Hardy–Weinberg equilibrium (p, q, genotype frequencies)
The Hardy–Weinberg (HW) model connects allele frequencies to genotype frequencies for a single gene (one
locus) with two alleles: A and a. It provides a baseline expectation for genotype proportions in a large,
randomly mating population with no selection, mutation, migration, or genetic drift (intro-level assumptions).
Core relations
Let p be the frequency of allele A and q be the frequency of allele a.

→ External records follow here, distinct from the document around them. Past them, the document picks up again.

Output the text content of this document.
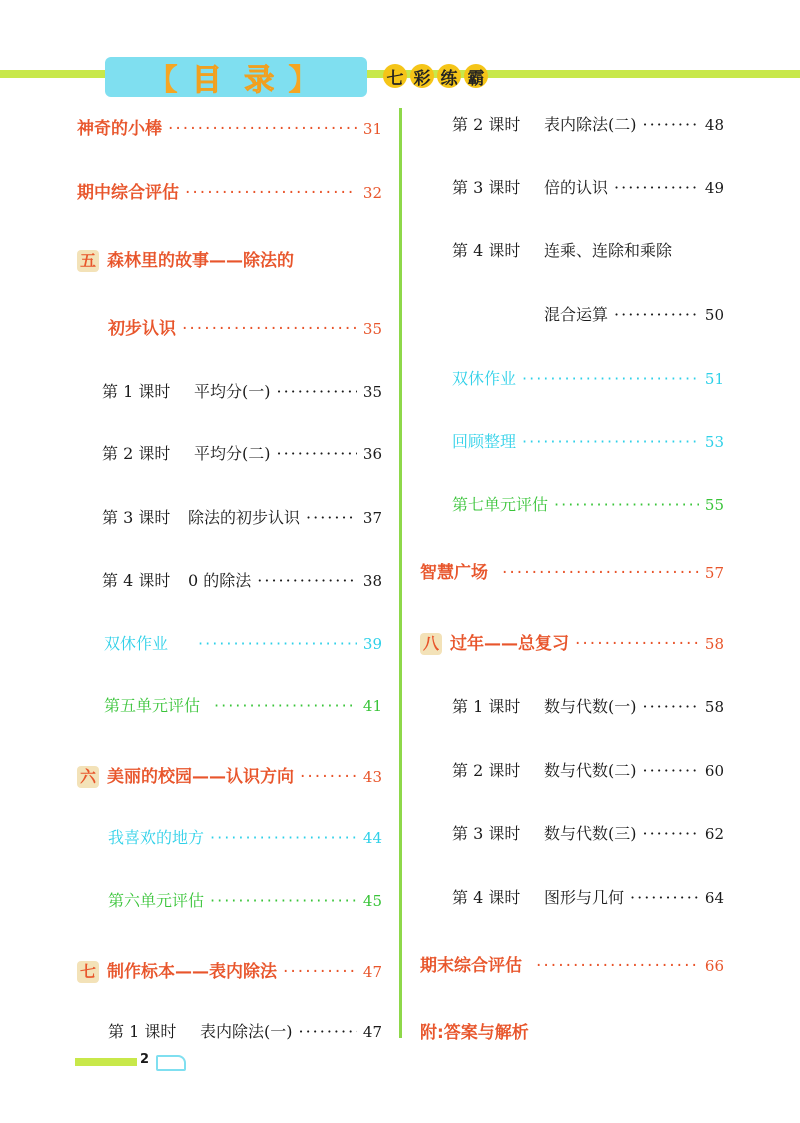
【 目 录 】	七 彩 练 霸
神奇的小棒 ·····	31
期中综合评估 ·····	32
五 森林里的故事——除法的
初步认识 ·····	35
第 1 课时	平均分(一) ·····	35
第 2 课时	平均分(二) ·····	36
第 3 课时	除法的初步认识 ·····	37
第 4 课时	0 的除法 ·····	38
双休作业 ·····	39
第五单元评估 ·····	41
六 美丽的校园——认识方向 ·····	43
我喜欢的地方 ·····	44
第六单元评估 ·····	45
七 制作标本——表内除法 ·····	47
第 1 课时	表内除法(一) ·····	47
第 2 课时	表内除法(二) ·····	48
第 3 课时	倍的认识 ·····	49
第 4 课时	连乘、连除和乘除
混合运算 ·····	50
双休作业 ·····	51
回顾整理 ·····	53
第七单元评估 ·····	55
智慧广场 ·····	57
八 过年——总复习 ·····	58
第 1 课时	数与代数(一) ·····	58
第 2 课时	数与代数(二) ·····	60
第 3 课时	数与代数(三) ·····	62
第 4 课时	图形与几何 ·····	64
期末综合评估 ·····	66
附:答案与解析
2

Because there are only two alleles at this locus, the allele frequencies satisfy:
\[
\begin{aligned}
p + q &= 1
\end{aligned}
\]
Under Hardy–Weinberg equilibrium, the expected genotype frequencies are obtained by expanding
\((p + q)^{2}\):
\[
\begin{aligned}
(p + q)^{2} &= p^{2} + 2pq + q^{2} \\
\Pr(AA) &= p^{2} \\
\Pr(Aa) &= 2pq \\
\Pr(aa) &= q^{2}
\end{aligned}
\]
Mode 1: Starting from an allele frequency (p or q)
If one allele frequency is known, the other is found using \(p + q = 1\). Then genotype frequencies follow directly.
\[
\begin{aligned}
q &= 1 - p \quad (\text{if } p \text{ is given}) \\
p &= 1 - q \quad (\text{if } q \text{ is given})
\end{aligned}
\]
After obtaining both allele frequencies:
\[
\begin{aligned}
\Pr(AA) &= p^{2}, \quad \Pr(Aa) = 2pq, \quad \Pr(aa) = q^{2}
\end{aligned}
\]
If a population size \(N\) is provided, expected genotype counts are computed as:
\[
\begin{aligned}
E(AA) &= N \cdot p^{2} \\
E(Aa) &= N \cdot 2pq \\
E(aa) &= N \cdot q^{2}
\end{aligned}
\]
Mode 2: Starting from genotype counts (AA, Aa, aa)
When observed genotype counts are provided, the sample size is:
\[
\begin{aligned}
N &= AA + Aa + aa
\end{aligned}
\]
Allele frequencies are estimated by counting alleles in the sample. Each AA contributes two A alleles, each
Aa contributes one A allele and one a allele, and each aa contributes two a alleles.
\[
\begin{aligned}
\hat{p} &= \frac{2\cdot AA + Aa}{2N} \\
\hat{q} &= \frac{2\cdot aa + Aa}{2N} = 1 - \hat{p}
\end{aligned}
\]
The expected HW genotype frequencies and counts are then computed using \(\hat{p}\) and \(\hat{q}\):
\[
\begin{aligned}
\Pr(AA) &= \hat{p}^{2}, \quad \Pr(Aa) = 2\hat{p}\hat{q}, \quad \Pr(aa) = \hat{q}^{2} \\
E(AA) &= N \cdot \hat{p}^{2} \\
E(Aa) &= N \cdot 2\hat{p}\hat{q} \\
E(aa) &= N \cdot \hat{q}^{2}
\end{aligned}
\]
Mode 3: Starting from recessive phenotype frequency (q²)
If the recessive phenotype corresponds to genotype aa, its frequency is \(q^{2}\). From this, the allele
frequency \(q\) is found by taking the square root, and then \(p = 1 - q\).
\[
\begin{aligned}
q &= \sqrt{q^{2}} \\
p &= 1 - q
\end{aligned}
\]
Once \(p\) and \(q\) are known, genotype frequencies follow:
\[
\begin{aligned}
\Pr(AA) &= p^{2}, \quad \Pr(Aa) = 2pq, \quad \Pr(aa) = q^{2}
\end{aligned}
\]
If a population size \(N\) is provided, expected counts are:
\[
\begin{aligned}
E(AA) &= N \cdot p^{2}, \quad
E(Aa) = N \cdot 2pq, \quad
E(aa) = N \cdot q^{2}
\end{aligned}
\]
Observed vs expected snapshot (deviation summary)
When observed genotype counts are available, a quick deviation snapshot can be computed as residuals
(Observed − Expected). This helps identify which genotypes are above or below the HW expectation, but it is
not a formal significance test.
\[
\begin{aligned}
R(AA) &= O(AA) - E(AA) \\
R(Aa) &= O(Aa) - E(Aa) \\
R(aa) &= O(aa) - E(aa)
\end{aligned}
\]
A formal Hardy–Weinberg test is typically done with a chi-square test (or an exact test for small samples),
which can be added as a separate advanced feature.